One gardener, Chris Erickson, has cancer, and her 30 x 30 garden plot has helped get her through treatment while nurturing her soul. But Ms. Erickson has violated the no woody plant rule by planting roses. Not only are roses not allowed; grapes, raspberries, blueberries and trees are also banned. I can understand banning trees that shade another plot, but what about dwarfed, espaliered trees that don't shade adjoining plots? They are a no-no, too. Ms. Erickson has planted dwarfed and espaliered pear, apple, cherry, nectarine and peach trees, so she's really on the wrong side of the rules. But her garden plot sounds absolutely fabulous - exactly what a garden should be and what I wish mine were.
Of course, the Fairfax gardeners are up in arms, forcing the new parks chief into public relations mode. The county will now appoint a committee, which will include gardeners, to review the "proposed" rules. Some other adjoining counties with community plots plow the plots at the end of each growing season. But we live in the Baltimore/Washington area. Most years we have a long growing season. Crops like parsnips are much better after frost. I've harvested parsley from my garden after brushing the snow off, so when would be the right time to declare the season over?
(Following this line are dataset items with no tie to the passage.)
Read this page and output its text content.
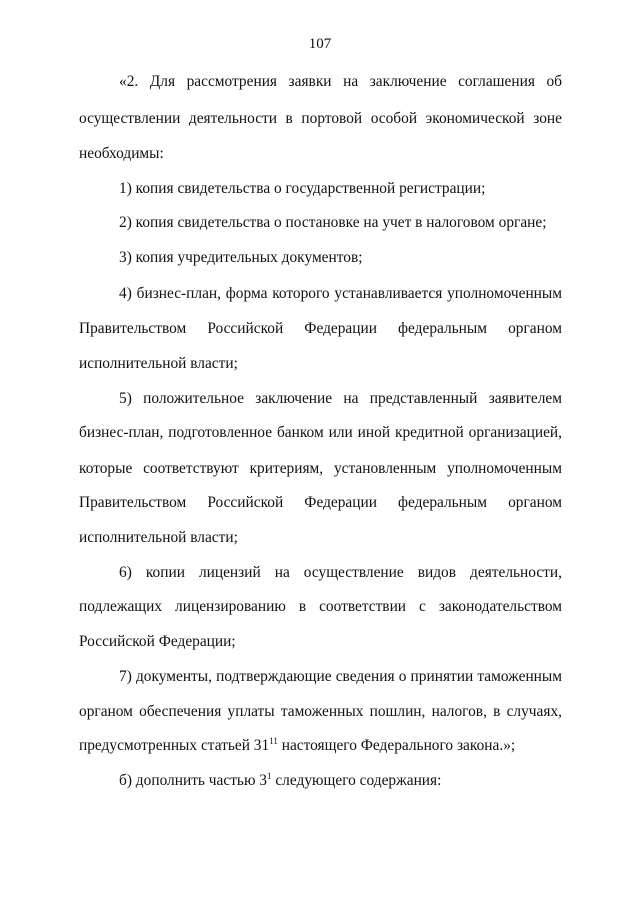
107
«2. Для рассмотрения заявки на заключение соглашения об
осуществлении деятельности в портовой особой экономической зоне
необходимы:
1) копия свидетельства о государственной регистрации;
2) копия свидетельства о постановке на учет в налоговом органе;
3) копия учредительных документов;
4) бизнес-план, форма которого устанавливается уполномоченным
Правительством Российской Федерации федеральным органом
исполнительной власти;
5) положительное заключение на представленный заявителем
бизнес-план, подготовленное банком или иной кредитной организацией,
которые соответствуют критериям, установленным уполномоченным
Правительством Российской Федерации федеральным органом
исполнительной власти;
6) копии лицензий на осуществление видов деятельности,
подлежащих лицензированию в соответствии с законодательством
Российской Федерации;
7) документы, подтверждающие сведения о принятии таможенным
органом обеспечения уплаты таможенных пошлин, налогов, в случаях,
предусмотренных статьей $31^{11}$ настоящего Федерального закона.»;
б) дополнить частью $3^1$ следующего содержания:
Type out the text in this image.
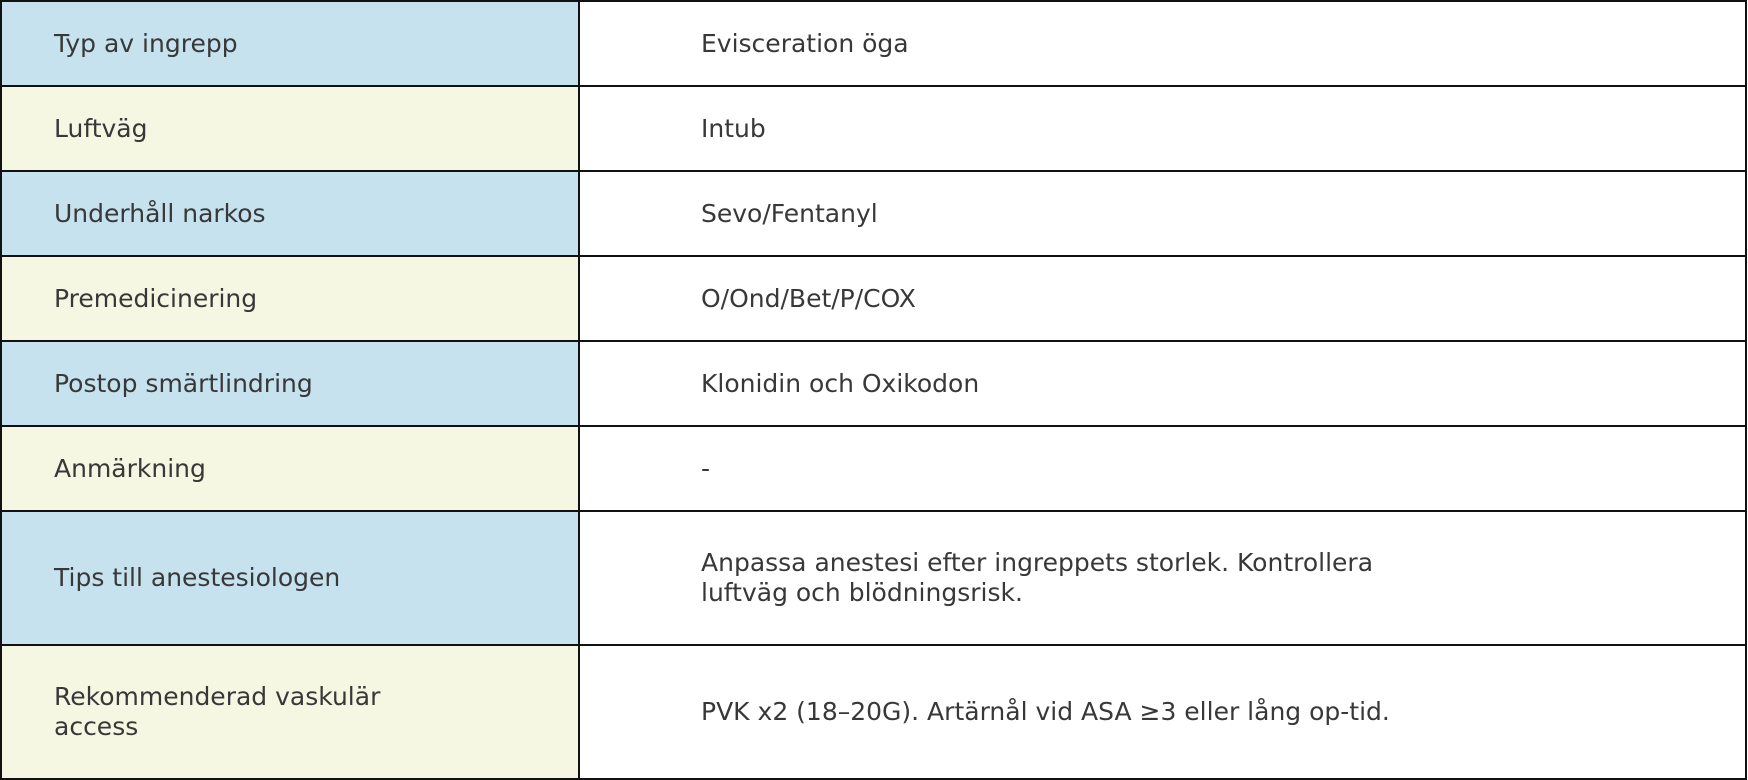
Typ av ingrepp	Evisceration öga

Luftväg	Intub

Underhåll narkos	Sevo/Fentanyl

Premedicinering	O/Ond/Bet/P/COX

Postop smärtlindring	Klonidin och Oxikodon

Anmärkning	-

Tips till anestesiologen	Anpassa anestesi efter ingreppets storlek. Kontrollera luftväg och blödningsrisk.

Rekommenderad vaskulär access	PVK x2 (18–20G). Artärnål vid ASA ≥3 eller lång op-tid.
The new parks chief John W. Dargle, Jr., had this to say, " I have sensitivity both to the gardeners, because I am an avid gardener, and a sensitivity to staff expertise." I'd like to know just what expertise the staff has. It might be considerable, or it might be predominantly bureaucratic, and that worries me. Bureaucrats should not regulate gardens; gardeners should regulate gardens.
I agree community gardens should be governed by rules, but those rules should be made by, or heavily influenced by, real gardeners. There are successful examples of self-regulating community gardens which could serve as models. I fervently hope community gardeners in Fairfax County, like Ms. Erickson, will not be forced to dismantle their gardens, many of which are obviously labors of love, that have sustained them through illness and FED them, for goodness sake, while providing a place for non gardeners to visit and even use as a setting for wedding photos. A garden that feeds the tummy and the soul at the same time sounds like the perfect kind of garden to me. The kind of garden that provides beauty for the eyes as well as food for the table is the kind of garden so many of us strive for and is at least my idea of what EVERY garden should be. I hope the folks in Fairfax County figure that out.